NAPAK TILAS KE MAKAM PROKLAMATOR INDONESIA

Hari ini (Sabtu, 11 Januari 2013) saya menghabiskan waktu untuk menapaktilasi Makam Proklamator Kemerdekaan Republik Indonesia -Bung Karno- di Blitar Jawa Timur. Berangkat dari Stasiun Kereta Api Wonokromo Surabaya pada jam 04:36 Wib dengan nama Kereta "Penataran Dhoho", kemudian sampai di Stasiun Kota Blitar pada jam 09:36 Wib. Kami bertiga. Awalnya berempat, cuma karena satu sahabat datangnya telat ke Stasiun, dengan berat hati, terpaksa kami tinggal. Kira-kira 2 menit sejak kereta berangkat, teman kami yang ditinggal sudah merapat di Stasiun Wonokromo. Sahabat tersebut adalah; M. Misbachul Mustafa (Alumni Fak Syariah yang pulang mengabdi di desanya), Rusmadi (Staf percetakan ternama di Surabaya) dan sahabat kami yang ketinggalan Kereta, Sahabat Busthomi Romy (teman satu kampung dengan saya yang saat ini bekerja sebagai Staf Kebersihan di Griyal Al-Quran Surabaya)


Setelah keluar dari Stasiun Blitar, saya bertanya-tanya kepada orang, mulai dari tukang becak, ojek, dan penarik dokar. Pertanyaan pertama, dimana makam Bung Karno, kedua, berapa meter dari arah stasiun Blitar, dan berapa tarif becak, ojek dan dokar. Jawabannya, makam Bung Karno terletak dekat dari Stasiun Kota Blitar, jaraknya kira-kira 3000 meter, dan tarif; becak Rp. 15 ribu per becak, ojek Rp. 10 ribu per orang, dan dokar Rp. 20 ribu per dokar. Akhirnya, kami memutuskan naik dokar.

Sampai di makam Bung Karno, disambut oleh perempuan renta penjual bunga yang biasa dibawa orang untuk nyekar. Bunga tersebut, per kresek plastik kecil dijual Rp. 2 ribu. Setelah saya tanya, hubungannya bunga dengan makam Bung Karno?!, jawabannya ada dua, "Karena Bung Karno sewaktu hidup sangat suka bunga" dan "Bunga tersebut dapat ditukar dengan bunga yang berada di pusara makam Bung Karno untuk sebuah keberkahan, istilah gampangnya, ngalap berkah". Dari sekian orang yang saya tanyakan seputar bunga, tidak sedikit yang menganggap bahwa bunga-bunga yang diambil dari pusara makam Bung Karno, akan membawa keberkahan, baik dalam soal rejeki, jodoh, maupun hal lain sesuai dengan niatnya.
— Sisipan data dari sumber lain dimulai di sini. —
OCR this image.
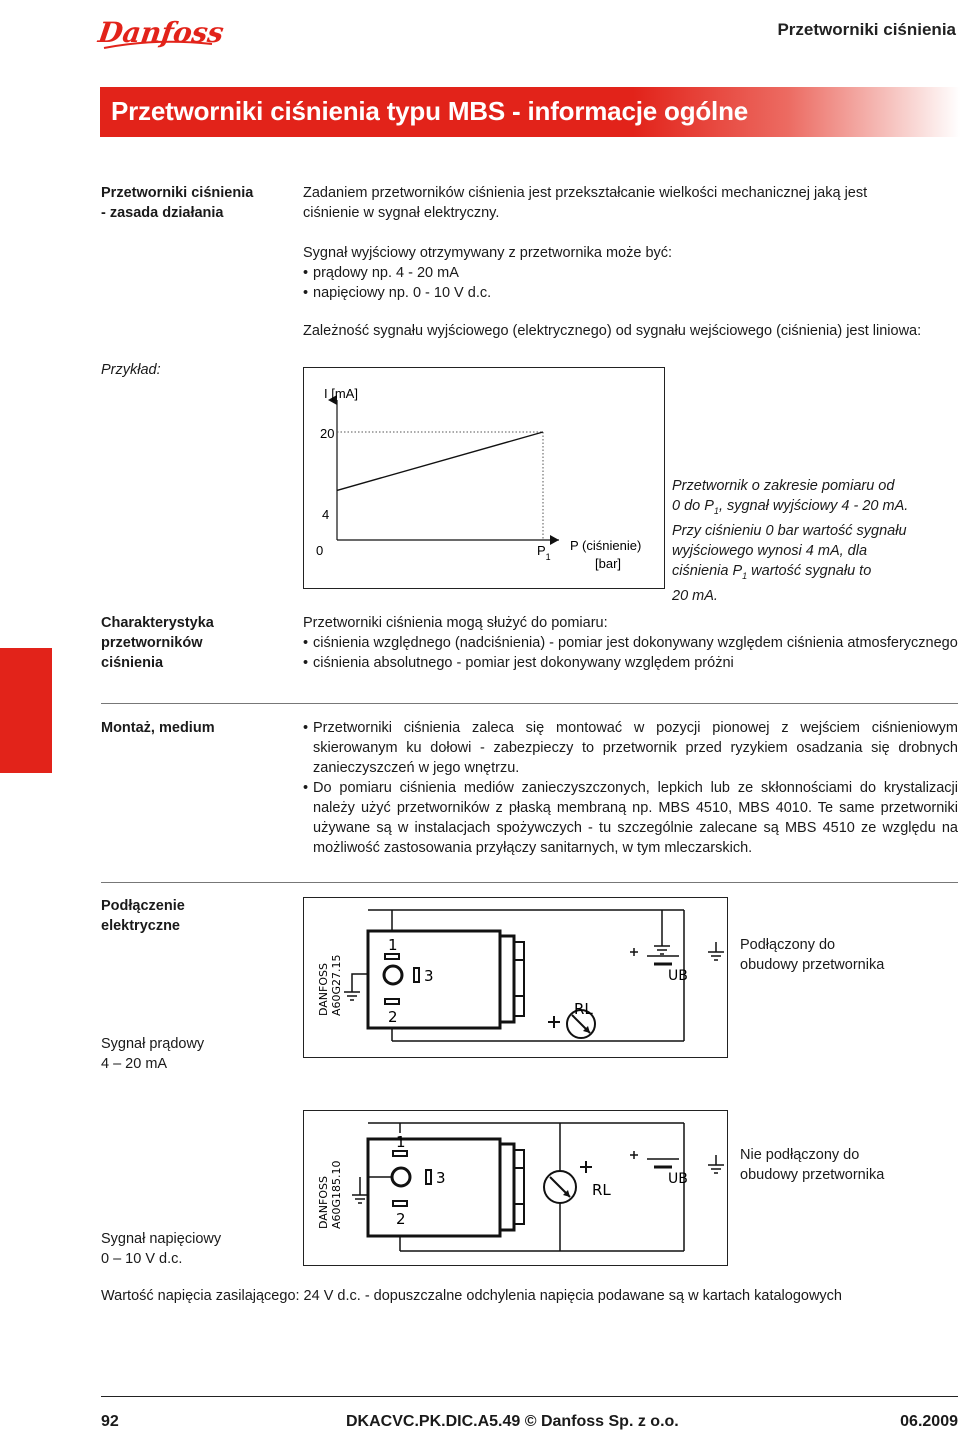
Danfoss	Przetworniki ciśnienia
Przetworniki ciśnienia typu MBS - informacje ogólne
Przetworniki ciśnienia
- zasada działania
Zadaniem przetworników ciśnienia jest przekształcanie wielkości mechanicznej jaką jest
ciśnienie w sygnał elektryczny.
Sygnał wyjściowy otrzymywany z przetwornika może być:
• prądowy np. 4 - 20 mA
• napięciowy np. 0 - 10 V d.c.
Przykład:
Zależność sygnału wyjściowego (elektrycznego) od sygnału wejściowego (ciśnienia) jest liniowa:
I [mA]
20
4
0	$P_1$
P (ciśnienie)
[bar]
Przetwornik o zakresie pomiaru od
0 do $P_1$, sygnał wyjściowy 4 - 20 mA.
Przy ciśnieniu 0 bar wartość sygnału
wyjściowego wynosi 4 mA, dla
ciśnienia $P_1$ wartość sygnału to
20 mA.
Charakterystyka
przetworników
ciśnienia
Przetworniki ciśnienia mogą służyć do pomiaru:
• ciśnienia względnego (nadciśnienia) - pomiar jest dokonywany względem ciśnienia atmosferycznego
• ciśnienia absolutnego - pomiar jest dokonywany względem próżni
Montaż, medium
•	Przetworniki ciśnienia zaleca się montować w pozycji pionowej z wejściem ciśnieniowym skierowanym ku dołowi - zabezpieczy to przetwornik przed ryzykiem osadzania się drobnych zanieczyszczeń w jego wnętrzu.
• Do pomiaru ciśnienia mediów zanieczyszczonych, lepkich lub ze skłonnościami do krystalizacji należy użyć przetworników z płaską membraną np. MBS 4510, MBS 4010. Te same przetworniki używane są w instalacjach spożywczych - tu szczególnie zalecane są MBS 4510 ze względu na możliwość zastosowania przyłączy sanitarnych, w tym mleczarskich.
Podłączenie
elektryczne
Sygnał prądowy
4 – 20 mA
Sygnał napięciowy
0 – 10 V d.c.
DANFOSS A60G27.15
1
3
2
UB
RL
Podłączony do
obudowy przetwornika
DANFOSS A60G185.10
1
3
2
RL
UB
Nie podłączony do
obudowy przetwornika
Wartość napięcia zasilającego: 24 V d.c. - dopuszczalne odchylenia napięcia podawane są w kartach katalogowych
92	DKACVC.PK.DIC.A5.49 © Danfoss Sp. z o.o.	06.2009
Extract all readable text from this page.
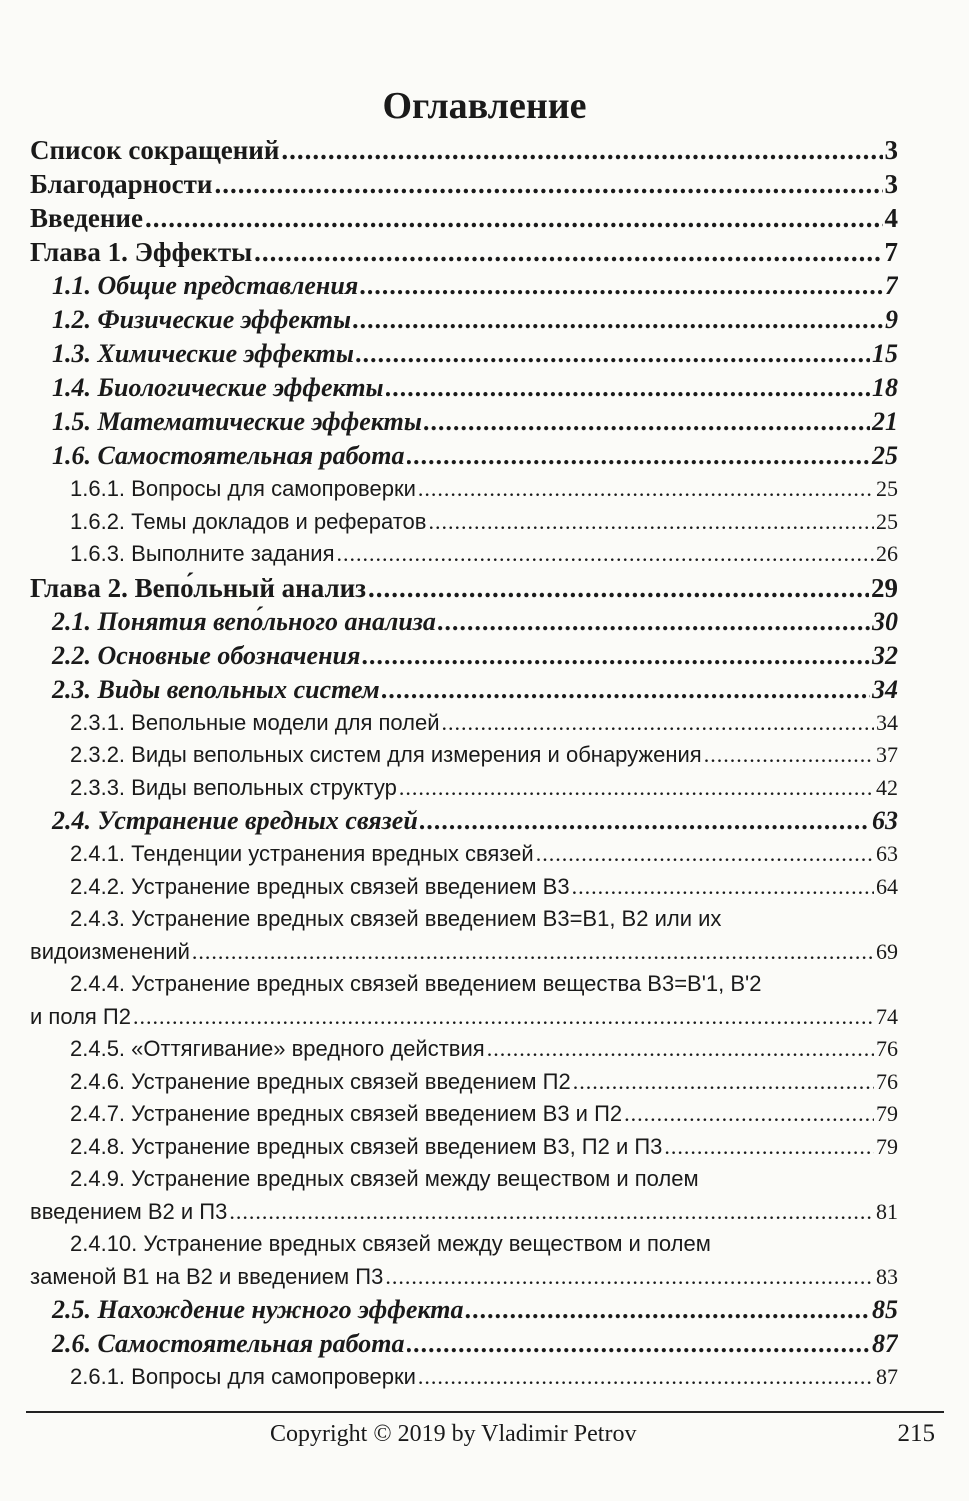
Оглавление
Список сокращений .....	3
Благодарности .....	3
Введение .....	4
Глава 1. Эффекты .....	7
1.1. Общие представления .....	7
1.2. Физические эффекты .....	9
1.3. Химические эффекты .....	15
1.4. Биологические эффекты .....	18
1.5. Математические эффекты .....	21
1.6. Самостоятельная работа .....	25
1.6.1. Вопросы для самопроверки .....	25
1.6.2. Темы докладов и рефератов .....	25
1.6.3. Выполните задания .....	26
Глава 2. Вепо́льный анализ .....	29
2.1. Понятия вепо́льного анализа .....	30
2.2. Основные обозначения .....	32
2.3. Виды вепольных систем .....	34
2.3.1. Вепольные модели для полей .....	34
2.3.2. Виды вепольных систем для измерения и обнаружения .....	37
2.3.3. Виды вепольных структур .....	42
2.4. Устранение вредных связей .....	63
2.4.1. Тенденции устранения вредных связей .....	63
2.4.2. Устранение вредных связей введением В3 .....	64
2.4.3. Устранение вредных связей введением В3=В1, В2 или их
видоизменений .....	69
2.4.4. Устранение вредных связей введением вещества В3=В'1, В'2
и поля П2 .....	74
2.4.5. «Оттягивание» вредного действия .....	76
2.4.6. Устранение вредных связей введением П2 .....	76
2.4.7. Устранение вредных связей введением В3 и П2 .....	79
2.4.8. Устранение вредных связей введением В3, П2 и П3 .....	79
2.4.9. Устранение вредных связей между веществом и полем
введением В2 и П3 .....	81
2.4.10. Устранение вредных связей между веществом и полем
заменой В1 на В2 и введением П3 .....	83
2.5. Нахождение нужного эффекта .....	85
2.6. Самостоятельная работа .....	87
2.6.1. Вопросы для самопроверки .....	87
Copyright © 2019 by Vladimir Petrov	215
Karena saya tidak mantap, saya engan membali bunga, kemudian saya memasuki areal makam tanpa bunga.

Di pintu gerbang masuk makam Bung Karno, kami disambut patung besar Soekarno yang sedang duduk membaca. Gedung tersebut diapit oleh dua gedung perpustakaan. Perpustakaan buku dan galery foto-foto Soekarno. Sejak di patung tersebut, hampir semua pengunjung, termasuk kami, melakukan foto-foto, dengan pose dan model yang beragam. Atas kejadian itu, saya teringat pernyataan Guru Besar Ilmu Ekonomi Universitas Indonesia, Prof. Rhenald Kasali, beliau menyatakan, "kita saat ini sedang memasuki peradaban kamera, semua orang berlomba-lomba untuk tampil narsis, kelihatan ceria dan istimewa di balik lensa kamera". Benar, tak satu pun orang yang saya temui, tidak tampil ceria di depan kamera. Senyum, dan berpose yang menurutnya lucu, indah dan bahkan gokil. Semua ingin tampil perfect di depan kamera. Memasuki areal makam, ternyata orang yang melakukan baca-bacaan berbau agama Islam sangat sedikit, bahkan, saya tak melihat satu al-Quran pun di samping kanan-kiri makam. Beda dengan makam Abdurrahman Wahid dan makam para Wali Songo, yang bisa dipastikan hampir semua pengunjung melantunkan lafal-lafal berbau agama Islam dan kitab al-Quran di samping kanan-kiri makam mudah ditemui.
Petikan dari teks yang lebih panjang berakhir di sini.